Speaker
Description
The structure of the $\Lambda(1405)$ resonance has challenged hadron physicists for more than forty years. Its structure is controversially debated as either: an antikaon-nucleon bound state, a dynamically generated baryon resembling a meson-baryon molecule, or a resonance with $\pi\Sigma$ and $\bar{K}N$ poles. Experimental results vary in line shape and peak position, depending on reaction type, making their interpretation very challenging.
The $\Sigma^+\pi^-$ and $\Sigma^-\pi^+$ decay channels of the $\Lambda(1405)$ had already been studied by HADES in p+p collisions at 3.5 GeV, revealing a peak position below 1400 MeV/c$^2$ [1]. The new HADES electromagnetic calorimeter (ECAL) enables separation of the $\Lambda(1405)$ from $\Sigma(1385)$ by measuring the decay channel $\Sigma^0\pi^0$, which is not allowed for the latter. The exclusive analysis in the channel $p(4.5\;\mathrm{GeV}) + p \to p + K^+ + \Lambda(1405) \to \Sigma^0(\Lambda(p + \pi^-) + \gamma) + \pi^0(\gamma + \gamma)$ with missing $\pi^0$ is the most promising for HADES because of the largest acceptance. The main goal is to measure the line shape of $\Lambda(1405)$ and its peak position. In my presentation, I will discuss the analysis strategy and show preliminary results. The strategy and its verifications are confronted with simulation results.
I will stress the importance of a new Forward Detector covering the very forward region ($0.5^\circ < \theta < 6^\circ$).

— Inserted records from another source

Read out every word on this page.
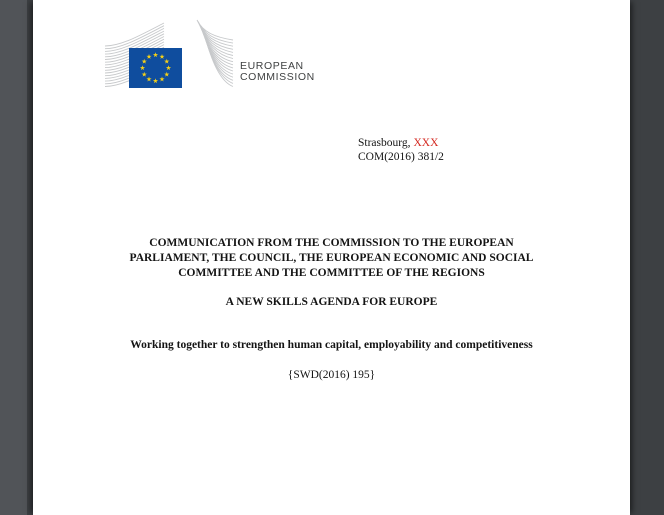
EUROPEAN
COMMISSION
Strasbourg, XXX
COM(2016) 381/2
COMMUNICATION FROM THE COMMISSION TO THE EUROPEAN
PARLIAMENT, THE COUNCIL, THE EUROPEAN ECONOMIC AND SOCIAL
COMMITTEE AND THE COMMITTEE OF THE REGIONS
A NEW SKILLS AGENDA FOR EUROPE
Working together to strengthen human capital, employability and competitiveness
{SWD(2016) 195}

Although it covers only a small fraction of the solid angle, it significantly increases acceptance for the hyperons.
An intermediate result of my analysis is inclusive $\Sigma^0$ production reconstructed via $\Sigma^0 \to \Lambda + \gamma$ and $\Lambda \to p + \pi^-$. The results of this analysis will be presented, too.
[1] G. Agakishiev et al., "Baryonic resonances close to the anti-KN threshold: The case of Λ(1405) in pp collision," Phys. Rev. C 87, 025201 (2013).